Tales of Bob Dean #10


Bob Dean sat sulking on the curb outside the Knights of Columbus hall, listening to the sounds of festivities inside.

He saw the great master McLuhan approaching and became elated.  If anyone would know how to get him invited to the party, it was McLuhan.

When the master arrived, he asked Bob Dean, “Why are you so sad?”  “It is because I can not get into the party, Master” said Bob Dean.

“Have you tried crawling in through the window?” asked the Master. Bob Dean had not, but he was able to push a window open wide enough to put his head through.  The window came crashing down on him, bludgeoning his skull.  “Ow,” said Bob Dean, and looked pitifully at the Master.

“Have you tried climbing down the chimney?” suggested the Master.  Bob Dean had not, but he climbed the fire escape ladder to the roof.  When he got to the top,  he got so excited that he broke into a brief celebratory dance, and danced himself right off the roof.  He fell two stories.

Not yet completely discouraged, he implored McLuhan again, who said, “Have you tried sneaking up through the basement?”  Bob Dean whooped, and, spying a cellar door, barged in.  Master McLuhan then locked the door from the outside, dusted off his clothes and walked into the party via the front door.

He was immediately surrounded by friends and scholars, who asked him, “Master McLuhan, why are you so late for the party?”

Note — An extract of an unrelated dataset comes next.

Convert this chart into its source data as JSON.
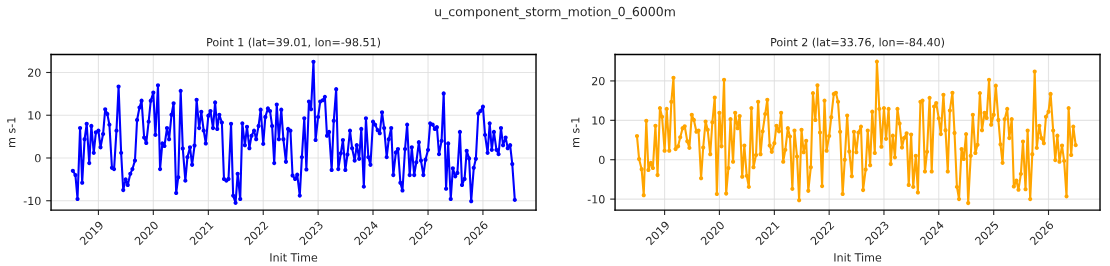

“I had to make sure that shit for brains Bob Dean didn’t think of walking in through the front door like anybody else.  I can’t shake that fucking tool no matter how hard I try.  I tried killing him with the loose window and helping him fall off the roof, but nothing.  He’s locked in the basement now.”

“The basement?” they gasped in horror.  “But that’s where we keep the ass-raping gimp and all of his instruments of fiendish torture!  He will surely be beaten mercilessly, and his ass will be reamed from here to eternity!”

“Oops!” said Master McLuhan.

And it was the greatest party he had ever attended.